Both of Osteomyelitis and Peripheral vascular disease can lead to the development of MDROs infection, and the outcome of this study show that osteomyelitis increases the risk of MDROs infection by 3.5-fold. Some studies [30, 31] have found that bacteria usually invade the osteocytic-canalicular networks, where they can escape the effects of mechanical debridement and antibiotics, and these bacterial colonies will form abscesses in the skin, which become a physical barrier to prevent immune cells from entering and killing bacteria, so as to make bacteria survive for a long time, thus inducing MDROs infection. Therefore, it should be careful for antibiotic treatment of patients with DFU accompanying osteomyelitis, and properly reducing the duration of antibiotic use may avoid the occurrence of MDROs.

Nevertheless, there are some limitations to this study. First, the quality of the 13 studies included in this study varies to a certain extent, and parts of studies are case-control study, which leads to a problem of insufficient demonstration strength of causal relationship between variables. Second, the treatment periods of each study were widely distributed, and it is not clear whether the results were affected. Third, in some studies, it can not be judged if the MDROs infection is pre-hospital or post-hospital, which may affect the comprehensive outcome. Finally, in some risk factor’s analyses,the limited number of studies may cause some deviations. We also found it is necessary to develop a risk prediction model, but it is limited by some problems such as the classifications of researches are simplistic and inconsistent. Therefore, a well-designed plan to provide evidence-based medical support for deeper protection against MDROs infection is highly necessary.

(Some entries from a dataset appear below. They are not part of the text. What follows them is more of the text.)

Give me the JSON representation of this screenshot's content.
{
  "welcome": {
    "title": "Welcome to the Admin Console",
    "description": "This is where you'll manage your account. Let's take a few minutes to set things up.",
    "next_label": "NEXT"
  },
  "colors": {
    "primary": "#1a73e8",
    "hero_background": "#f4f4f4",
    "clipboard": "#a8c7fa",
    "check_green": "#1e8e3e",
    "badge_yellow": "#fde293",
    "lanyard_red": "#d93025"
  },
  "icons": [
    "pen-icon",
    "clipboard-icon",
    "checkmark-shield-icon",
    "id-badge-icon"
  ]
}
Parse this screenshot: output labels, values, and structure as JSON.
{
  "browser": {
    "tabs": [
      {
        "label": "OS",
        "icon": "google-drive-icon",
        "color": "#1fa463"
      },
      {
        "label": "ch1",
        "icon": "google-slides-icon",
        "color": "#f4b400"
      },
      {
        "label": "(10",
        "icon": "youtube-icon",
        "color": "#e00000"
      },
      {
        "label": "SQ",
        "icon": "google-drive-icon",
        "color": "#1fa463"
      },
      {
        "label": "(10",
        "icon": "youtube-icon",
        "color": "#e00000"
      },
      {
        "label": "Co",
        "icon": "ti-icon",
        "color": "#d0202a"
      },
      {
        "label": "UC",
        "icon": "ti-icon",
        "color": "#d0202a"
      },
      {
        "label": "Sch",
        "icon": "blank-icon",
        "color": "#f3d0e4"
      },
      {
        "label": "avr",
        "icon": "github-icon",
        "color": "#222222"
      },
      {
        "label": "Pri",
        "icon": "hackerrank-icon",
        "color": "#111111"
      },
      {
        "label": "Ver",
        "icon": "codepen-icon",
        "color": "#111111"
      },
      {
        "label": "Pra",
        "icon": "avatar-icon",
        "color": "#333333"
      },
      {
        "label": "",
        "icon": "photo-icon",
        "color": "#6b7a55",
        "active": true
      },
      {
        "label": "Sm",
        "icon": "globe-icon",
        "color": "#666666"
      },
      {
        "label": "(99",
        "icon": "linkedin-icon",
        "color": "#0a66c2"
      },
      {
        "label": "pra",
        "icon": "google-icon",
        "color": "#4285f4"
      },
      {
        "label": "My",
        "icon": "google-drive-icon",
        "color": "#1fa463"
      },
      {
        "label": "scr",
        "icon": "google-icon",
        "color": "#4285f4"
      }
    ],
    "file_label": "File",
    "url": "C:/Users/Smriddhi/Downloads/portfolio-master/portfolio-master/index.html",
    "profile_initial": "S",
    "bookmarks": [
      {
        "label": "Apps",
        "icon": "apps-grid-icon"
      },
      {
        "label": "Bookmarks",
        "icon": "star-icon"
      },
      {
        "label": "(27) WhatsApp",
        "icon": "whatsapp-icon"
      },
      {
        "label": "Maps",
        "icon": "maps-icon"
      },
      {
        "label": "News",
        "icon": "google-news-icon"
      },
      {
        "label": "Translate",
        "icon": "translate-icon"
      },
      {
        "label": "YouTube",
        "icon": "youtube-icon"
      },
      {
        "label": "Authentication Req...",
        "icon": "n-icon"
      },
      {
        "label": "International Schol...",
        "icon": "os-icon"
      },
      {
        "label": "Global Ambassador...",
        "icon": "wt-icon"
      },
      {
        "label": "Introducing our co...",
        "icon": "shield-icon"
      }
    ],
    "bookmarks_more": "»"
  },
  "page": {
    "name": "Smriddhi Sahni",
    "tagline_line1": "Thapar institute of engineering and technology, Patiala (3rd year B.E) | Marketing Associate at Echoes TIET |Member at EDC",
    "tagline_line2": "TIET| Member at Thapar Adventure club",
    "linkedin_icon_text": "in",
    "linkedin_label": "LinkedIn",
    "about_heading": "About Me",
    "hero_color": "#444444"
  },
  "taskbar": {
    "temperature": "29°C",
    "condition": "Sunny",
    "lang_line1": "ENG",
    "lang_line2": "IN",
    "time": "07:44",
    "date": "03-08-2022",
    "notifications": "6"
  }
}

In summary, Previous hospitalization, Previous antibiotic use,Type of diabetes, Nature of ulcer, Size of ulcer, Osteomyelitis and Amputation are risk factors for MDROs infection in patients with DFU. So it is very important for medical personnel to pay attention to these risk factors and take not only active treatment but also prevention measures to reduce the probability of MDROs infection in patients with DFU.

Author’s contribution

The implementation of this article is mainly for Dong Chen and Bai Chang, Dong Chen and Xinbang Liu to search, screen and evaluate the quality of literature. Dong Chen wrote, planned and revised.Bai Chang guides and reviews the articles. All authors evaluated the articles and searched the literatures.